A inflação era um dos principais obstáculos identificados pela equipe que trabalha na reeleição do presidente Jair Bolsonaro, levando o presidente a lançar mão de mecanismo para conter o avanço dos preços.
Também puxou para baixo o preço dos combustíveis o corte de R$ 0,20 por litro nas refinarias pela Petrobras, anunciado no dia 19 de julho e posteriormente repassado às bombas dos postos. No caso da energia elétrica, os descontos concedidos na conta de luz por dez distribuidoras, conforme determinado pela Agência Nacional de Energia Elétrica (Aneel), também ajudaram a aliviar os preços.
Por outro lado, o grupo Alimentos e bebidas não permite trégua aos brasileiros, sobretudo às famílias mais pobres. Acelerou de 0,80% em junho para 1,30%, acumulando alta de 14,72% em 12 meses.

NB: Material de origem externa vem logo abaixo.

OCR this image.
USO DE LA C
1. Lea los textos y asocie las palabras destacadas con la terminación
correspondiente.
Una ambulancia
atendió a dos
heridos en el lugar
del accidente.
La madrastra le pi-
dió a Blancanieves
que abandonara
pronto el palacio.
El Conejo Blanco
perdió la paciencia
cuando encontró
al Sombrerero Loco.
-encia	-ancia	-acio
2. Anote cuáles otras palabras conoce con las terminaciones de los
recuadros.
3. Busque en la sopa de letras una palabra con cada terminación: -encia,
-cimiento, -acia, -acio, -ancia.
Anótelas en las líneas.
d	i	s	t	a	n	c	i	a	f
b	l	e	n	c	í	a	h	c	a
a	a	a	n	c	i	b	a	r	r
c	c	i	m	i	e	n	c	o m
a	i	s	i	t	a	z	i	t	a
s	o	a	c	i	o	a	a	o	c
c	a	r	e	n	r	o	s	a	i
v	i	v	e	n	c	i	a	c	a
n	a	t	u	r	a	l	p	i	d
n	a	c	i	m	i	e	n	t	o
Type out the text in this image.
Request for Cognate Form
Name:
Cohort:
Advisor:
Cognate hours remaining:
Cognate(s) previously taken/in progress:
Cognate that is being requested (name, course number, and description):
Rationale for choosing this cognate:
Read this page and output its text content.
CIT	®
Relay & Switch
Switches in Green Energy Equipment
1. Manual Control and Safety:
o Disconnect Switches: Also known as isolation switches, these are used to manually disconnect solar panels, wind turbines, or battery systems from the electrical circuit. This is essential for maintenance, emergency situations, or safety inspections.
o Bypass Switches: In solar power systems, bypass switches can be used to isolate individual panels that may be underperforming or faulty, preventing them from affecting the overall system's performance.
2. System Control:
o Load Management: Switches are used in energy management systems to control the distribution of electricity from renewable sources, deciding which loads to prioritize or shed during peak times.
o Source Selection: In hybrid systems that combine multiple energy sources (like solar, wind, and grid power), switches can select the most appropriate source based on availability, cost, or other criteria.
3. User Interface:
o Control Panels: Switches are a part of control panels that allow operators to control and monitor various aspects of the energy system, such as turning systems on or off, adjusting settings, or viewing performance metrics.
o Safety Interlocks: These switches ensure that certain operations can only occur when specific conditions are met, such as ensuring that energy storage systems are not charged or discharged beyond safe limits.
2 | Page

Só o leite longa vida subiu 25,46% em julho, ao passo em que os preços dos derivados do leite como queijo e manteiga avançaram 5,28% e 5,75%, respectivamente. Segundo o IBGE, a alta do leite e seus derivados se deve ao período de entressafra, que ocorre de março até outubro, e aos custos mais elevados do produtor com fertilizantes e outros insumos.
Não por acaso a alimentação em casa acelerou de 0,63% em junho para 1,47% em julho. Outro destaque foram as frutas, com alta de 4,40% no mês.
De acordo com André Braz, economista e pesquisador do Ibre/FGV, o que mais pressiona o orçamento das famílias mais pobres são os preços dos alimentos, onde não se observa até agora uma desaceleração convincente, mesmo com queda nos preços das commodities como soja, milho e trigo no mercado geral
— Não podemos falar de redução da inflação quando ela não está acontecendo para as famílias de baixa renda. Os alimentos, que são o grande desafio, estão com inflação real — diz o economista.
O grupo Vestuário, por sua vez, desacelerou de 1,67% para 0,58%. As roupas masculinas e femininas subiram em julho, mas as altas foram menores do que as registradas no mês anterior. Os calçados e acessórios também tiveram variação abaixo do mês anterior.
— A gente teve uma queda muito forte no preço do algodão, que é uma das principais matérias-primas da indústria têxtil, no final de junho — esclarece Pedro Kislanov, gerente da pesquisa, ao justificar a menor alta dos preços.
O grupo de Saúde e cuidados pessoais também mostrou perda de fôlego. Avançou 0,49% em julho após alta de 2,99% em junho, devido à variação inferior dos valores dos planos de saúde e à queda marginal dos itens de higiene pessoal. Já o grupo de despesas pessoais acelerou de 0,49% para 1,13% em junho.
Perspectivas
Economistas projetam IPCA negativo em agosto, em função da continuidade da queda dos preços administrados. Isso porque a Petrobras anunciou no final de julho duas reduções no preço da gasolina vendida pelas refinarias, o que deve chegar às bombas dos postos ao longo do mês de agosto.
Em setembro, porém, o indicador deve voltar a subir e ficar no campo positivo. O IPCA deve terminar o ano em 7,11%, de acordo com a mediana das expectativas do Boletim Focus. O resultado tira a inflação do patamar de dois dígitos (10,06%) registrados em 2021, mas bem acima dos 4,52% em 2020.
Para 2023, a projeção já sobe pela décima oitava semana consecutiva: analistas esperam alta de 5,36%.